My father is 82 years young. I’m sure a lot of people feel “blessed” when a parent lives to be that age, but for my dad, it’s almost a miracle. Back in 2007, he had a stroke that was followed by a brain hemorrhage that almost killed him. Years later, when looking at a brain scan related to that hemorrhage, his doctor said, “Surviving this was literally one in a million. I don’t know how you did it.” He was left with the loss of peripheral vision (which makes it very hard to drive) and he has aphasia, which means his short term memory isn’t so good and he can’t always think of the words that he wants to say.

But unfortunately, the hits didn’t quite end there. In 2012, he was diagnosed with cancer. He had a fairly rare type of lymphoma called mantle cell lymphoma, and he started chemotherapy as soon as he was diagnosed. Once again, luck was on his side; the chemotherapy worked and he’s been in remission since.

The final hit came in 2014 when my mother had a stroke. It was worse than my dad’s. She almost died and is now paralyzed on her right side. The two of them live in the same complex; my father in an independent-living apartment, my mother across the parking lot in the nursing home.

As bad as some of those years — 2007, 2012, 2014 — were, my dad recently said to me, “2020 has been the worst year I’ve ever seen in my life.” My dad lived through World War II, and he was enlisted in the Navy during Korea (though he never deployed). He lived through the civil rights era, the Vietnam War, and so much more on a personal level, including the death of his youngest brother, Wayne, who was just five at the time. Yet he has no doubt that there is a year that will ever rival the insanity that was 2020.

I’m sure that just about every single person reading this will echo the sentiments expressed by my father. It’s hard to put into words how absolutely awful a year this has been; unprecedented in its challenges, and a level of financial devastation that this country has not seen since, arguably, the Great Depression. We’ve yelled at each other about mask mandates, screamed at the government to help as businesses struggle to stay afloat and watched aghast as over 300,000 of our fellow Americans have died of the coronavirus while thousands more have gotten very ill.

In short, 2020 sucked.

But as the 17th-century historian Thomas Fuller stated, “It is said that the darkest hour of the night comes before the dawn.” Now, I’d be lying if I said I was an optimist. At best, I’m a realist; at worst, I can be a pessimist. And yet I have a feeling that we truly are about to turn the corner on a much better year. That 2021 will be everything that 2020 was not, and could not be. I believe that your clubs will be open not just at 50%, but at full capacity, within the next few months. I believe that customers will be flocking back to clubs because they so desperately miss human interaction, especially the type of human interaction that adult nightclubs thrive in delivering. If there’s a business that is set to thrive when COVID finally comes to an end, it’s certainly this one.
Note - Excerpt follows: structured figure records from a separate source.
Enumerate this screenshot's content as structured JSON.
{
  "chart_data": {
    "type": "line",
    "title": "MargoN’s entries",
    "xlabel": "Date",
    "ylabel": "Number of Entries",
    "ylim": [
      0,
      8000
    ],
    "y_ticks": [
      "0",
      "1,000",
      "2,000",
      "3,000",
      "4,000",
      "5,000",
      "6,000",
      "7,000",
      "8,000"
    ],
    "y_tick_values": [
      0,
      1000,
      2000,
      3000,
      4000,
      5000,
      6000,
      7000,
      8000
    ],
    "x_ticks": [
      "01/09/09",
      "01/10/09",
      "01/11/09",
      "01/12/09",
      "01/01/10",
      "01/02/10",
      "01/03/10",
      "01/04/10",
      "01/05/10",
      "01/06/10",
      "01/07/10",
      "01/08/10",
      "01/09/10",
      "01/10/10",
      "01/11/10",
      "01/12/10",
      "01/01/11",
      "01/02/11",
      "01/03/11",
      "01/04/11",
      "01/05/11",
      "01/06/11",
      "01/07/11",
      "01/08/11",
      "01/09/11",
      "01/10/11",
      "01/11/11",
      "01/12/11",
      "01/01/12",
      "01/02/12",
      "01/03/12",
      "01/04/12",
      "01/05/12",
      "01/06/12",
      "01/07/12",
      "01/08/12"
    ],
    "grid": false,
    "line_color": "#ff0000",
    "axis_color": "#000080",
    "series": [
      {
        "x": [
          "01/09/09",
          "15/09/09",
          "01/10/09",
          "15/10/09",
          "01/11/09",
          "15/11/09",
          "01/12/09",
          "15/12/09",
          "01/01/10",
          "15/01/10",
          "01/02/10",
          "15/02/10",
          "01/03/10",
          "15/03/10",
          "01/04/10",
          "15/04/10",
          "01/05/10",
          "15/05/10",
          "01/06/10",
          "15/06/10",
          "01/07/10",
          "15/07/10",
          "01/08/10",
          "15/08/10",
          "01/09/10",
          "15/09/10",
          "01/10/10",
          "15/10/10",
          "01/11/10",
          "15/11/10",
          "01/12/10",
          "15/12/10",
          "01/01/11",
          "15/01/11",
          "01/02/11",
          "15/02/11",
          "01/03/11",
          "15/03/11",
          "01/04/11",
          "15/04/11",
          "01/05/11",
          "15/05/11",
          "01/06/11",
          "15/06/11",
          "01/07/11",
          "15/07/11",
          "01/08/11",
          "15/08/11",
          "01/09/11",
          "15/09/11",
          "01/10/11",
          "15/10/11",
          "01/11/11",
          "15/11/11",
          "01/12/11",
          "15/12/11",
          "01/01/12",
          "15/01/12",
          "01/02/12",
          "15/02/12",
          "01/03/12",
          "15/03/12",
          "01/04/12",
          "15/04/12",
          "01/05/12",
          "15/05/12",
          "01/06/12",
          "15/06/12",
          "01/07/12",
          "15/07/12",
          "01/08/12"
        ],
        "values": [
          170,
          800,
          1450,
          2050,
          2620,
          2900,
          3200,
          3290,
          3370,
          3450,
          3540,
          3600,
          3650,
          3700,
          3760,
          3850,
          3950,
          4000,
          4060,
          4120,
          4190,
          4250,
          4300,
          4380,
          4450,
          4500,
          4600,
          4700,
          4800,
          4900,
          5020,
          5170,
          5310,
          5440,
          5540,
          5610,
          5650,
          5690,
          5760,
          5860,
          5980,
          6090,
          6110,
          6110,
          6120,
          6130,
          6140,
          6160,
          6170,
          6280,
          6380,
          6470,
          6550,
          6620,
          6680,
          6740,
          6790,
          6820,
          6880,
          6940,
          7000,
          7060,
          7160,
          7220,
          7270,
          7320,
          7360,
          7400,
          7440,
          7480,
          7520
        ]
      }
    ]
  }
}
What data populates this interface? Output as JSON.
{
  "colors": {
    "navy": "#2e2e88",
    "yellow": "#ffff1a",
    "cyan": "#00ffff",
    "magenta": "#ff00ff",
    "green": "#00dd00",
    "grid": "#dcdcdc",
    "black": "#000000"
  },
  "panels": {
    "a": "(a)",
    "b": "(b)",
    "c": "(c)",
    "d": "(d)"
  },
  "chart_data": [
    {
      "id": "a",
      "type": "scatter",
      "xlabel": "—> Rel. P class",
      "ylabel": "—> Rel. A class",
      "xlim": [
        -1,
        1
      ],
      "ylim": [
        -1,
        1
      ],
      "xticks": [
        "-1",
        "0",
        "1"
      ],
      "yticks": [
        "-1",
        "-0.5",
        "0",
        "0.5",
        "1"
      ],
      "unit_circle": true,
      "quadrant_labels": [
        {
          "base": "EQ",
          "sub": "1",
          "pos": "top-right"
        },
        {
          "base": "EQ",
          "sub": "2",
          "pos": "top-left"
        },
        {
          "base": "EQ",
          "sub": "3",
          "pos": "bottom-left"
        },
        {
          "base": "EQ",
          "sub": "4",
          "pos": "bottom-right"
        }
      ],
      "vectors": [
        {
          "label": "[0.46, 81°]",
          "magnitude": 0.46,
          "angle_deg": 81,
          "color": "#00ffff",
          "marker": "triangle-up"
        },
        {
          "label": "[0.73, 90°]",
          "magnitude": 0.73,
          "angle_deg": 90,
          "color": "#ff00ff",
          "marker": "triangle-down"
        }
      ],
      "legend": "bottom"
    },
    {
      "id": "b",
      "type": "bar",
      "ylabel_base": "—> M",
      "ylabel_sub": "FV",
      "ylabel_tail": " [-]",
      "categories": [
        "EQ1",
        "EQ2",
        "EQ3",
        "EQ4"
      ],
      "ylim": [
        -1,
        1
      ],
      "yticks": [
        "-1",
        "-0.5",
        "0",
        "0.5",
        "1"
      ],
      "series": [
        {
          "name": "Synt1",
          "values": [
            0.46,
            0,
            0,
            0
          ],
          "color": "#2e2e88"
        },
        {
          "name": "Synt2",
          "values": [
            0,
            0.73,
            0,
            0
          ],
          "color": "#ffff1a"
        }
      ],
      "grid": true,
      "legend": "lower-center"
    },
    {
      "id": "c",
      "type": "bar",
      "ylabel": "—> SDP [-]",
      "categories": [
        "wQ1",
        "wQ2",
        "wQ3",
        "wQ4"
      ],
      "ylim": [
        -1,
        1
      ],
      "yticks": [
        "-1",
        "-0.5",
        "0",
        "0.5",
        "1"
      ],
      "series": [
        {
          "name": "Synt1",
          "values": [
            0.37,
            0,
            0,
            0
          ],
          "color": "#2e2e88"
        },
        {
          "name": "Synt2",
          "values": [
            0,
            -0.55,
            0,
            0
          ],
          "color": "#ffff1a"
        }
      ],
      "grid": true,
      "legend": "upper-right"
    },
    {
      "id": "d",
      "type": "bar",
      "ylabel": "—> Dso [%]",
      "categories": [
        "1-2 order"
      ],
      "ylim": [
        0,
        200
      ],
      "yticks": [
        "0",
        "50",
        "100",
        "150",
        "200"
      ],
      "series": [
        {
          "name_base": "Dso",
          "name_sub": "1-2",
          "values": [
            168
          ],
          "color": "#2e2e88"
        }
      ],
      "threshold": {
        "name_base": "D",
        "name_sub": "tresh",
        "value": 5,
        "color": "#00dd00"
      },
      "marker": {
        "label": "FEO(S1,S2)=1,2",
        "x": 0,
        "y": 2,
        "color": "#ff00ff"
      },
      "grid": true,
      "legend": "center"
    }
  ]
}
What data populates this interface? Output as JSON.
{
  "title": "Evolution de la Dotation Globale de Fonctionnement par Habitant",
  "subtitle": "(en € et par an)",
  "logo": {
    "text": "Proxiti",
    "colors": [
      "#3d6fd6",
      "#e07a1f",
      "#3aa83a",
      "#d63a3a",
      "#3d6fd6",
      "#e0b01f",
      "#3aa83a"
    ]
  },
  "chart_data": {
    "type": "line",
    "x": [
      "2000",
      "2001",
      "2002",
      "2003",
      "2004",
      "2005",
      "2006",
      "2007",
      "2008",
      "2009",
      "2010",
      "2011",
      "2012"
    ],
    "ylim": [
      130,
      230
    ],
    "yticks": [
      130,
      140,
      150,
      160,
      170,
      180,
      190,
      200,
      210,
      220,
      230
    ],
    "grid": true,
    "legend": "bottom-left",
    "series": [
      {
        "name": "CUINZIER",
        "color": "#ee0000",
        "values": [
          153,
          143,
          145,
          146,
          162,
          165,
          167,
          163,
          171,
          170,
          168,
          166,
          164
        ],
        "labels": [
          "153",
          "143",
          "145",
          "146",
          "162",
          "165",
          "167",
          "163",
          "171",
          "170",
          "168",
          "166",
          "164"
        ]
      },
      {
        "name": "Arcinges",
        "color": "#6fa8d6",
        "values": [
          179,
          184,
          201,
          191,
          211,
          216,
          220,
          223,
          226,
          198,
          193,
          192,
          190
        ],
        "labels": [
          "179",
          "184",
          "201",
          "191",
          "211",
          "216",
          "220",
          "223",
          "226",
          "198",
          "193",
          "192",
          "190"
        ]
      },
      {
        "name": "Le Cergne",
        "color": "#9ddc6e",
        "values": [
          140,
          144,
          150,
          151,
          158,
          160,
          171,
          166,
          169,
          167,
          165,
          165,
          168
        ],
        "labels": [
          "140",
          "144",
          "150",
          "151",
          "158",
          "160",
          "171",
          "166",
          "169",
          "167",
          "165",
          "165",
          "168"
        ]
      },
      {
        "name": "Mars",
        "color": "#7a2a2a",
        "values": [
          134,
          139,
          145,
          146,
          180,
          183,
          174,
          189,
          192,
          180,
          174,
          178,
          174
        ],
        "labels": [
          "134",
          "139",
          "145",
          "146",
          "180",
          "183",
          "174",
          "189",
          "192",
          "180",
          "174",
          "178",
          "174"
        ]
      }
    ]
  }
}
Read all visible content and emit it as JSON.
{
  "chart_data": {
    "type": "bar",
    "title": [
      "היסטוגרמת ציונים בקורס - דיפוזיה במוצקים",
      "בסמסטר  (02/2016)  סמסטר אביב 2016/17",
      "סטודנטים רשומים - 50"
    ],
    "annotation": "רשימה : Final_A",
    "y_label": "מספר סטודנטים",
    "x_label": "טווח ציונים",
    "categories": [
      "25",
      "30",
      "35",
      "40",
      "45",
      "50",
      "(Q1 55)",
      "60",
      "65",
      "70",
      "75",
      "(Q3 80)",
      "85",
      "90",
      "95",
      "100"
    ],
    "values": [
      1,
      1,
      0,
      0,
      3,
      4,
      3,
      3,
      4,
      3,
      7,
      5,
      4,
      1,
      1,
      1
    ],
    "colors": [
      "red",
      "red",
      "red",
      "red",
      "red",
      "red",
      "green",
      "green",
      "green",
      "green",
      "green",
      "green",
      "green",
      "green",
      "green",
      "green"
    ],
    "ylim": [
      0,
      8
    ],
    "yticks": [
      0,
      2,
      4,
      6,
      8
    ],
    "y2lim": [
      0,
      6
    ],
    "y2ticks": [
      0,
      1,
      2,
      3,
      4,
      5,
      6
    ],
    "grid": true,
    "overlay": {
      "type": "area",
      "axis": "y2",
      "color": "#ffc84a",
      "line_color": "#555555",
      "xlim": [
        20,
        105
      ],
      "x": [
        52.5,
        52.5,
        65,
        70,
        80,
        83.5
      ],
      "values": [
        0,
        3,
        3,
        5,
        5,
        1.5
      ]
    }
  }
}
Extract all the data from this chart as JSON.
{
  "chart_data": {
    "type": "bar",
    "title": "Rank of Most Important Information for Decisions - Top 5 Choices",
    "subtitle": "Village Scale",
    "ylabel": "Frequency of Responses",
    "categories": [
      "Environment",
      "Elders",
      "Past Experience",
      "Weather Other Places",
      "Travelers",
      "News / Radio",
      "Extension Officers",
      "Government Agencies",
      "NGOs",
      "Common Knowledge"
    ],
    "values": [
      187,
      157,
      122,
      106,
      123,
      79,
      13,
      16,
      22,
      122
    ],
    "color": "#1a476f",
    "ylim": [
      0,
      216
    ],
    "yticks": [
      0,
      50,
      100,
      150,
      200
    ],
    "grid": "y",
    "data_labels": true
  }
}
If you read the article in our January issue on pages 52-53, you’ll note that Dr. Tim Davis, an epidemiologist who’s currently working with ACE National, believes that many Americans could likely be vaccinated by the Spring. For all of us hoping to come together as an industry in Miami in May 2021, this is music to our ears. Nothing would make us happier than to see you all there, knowing that your businesses and/or careers are thriving again. It could be a celebration that we’ve all been longing for.

That celebration day may feel miles away. But make no mistake, the dawn is coming.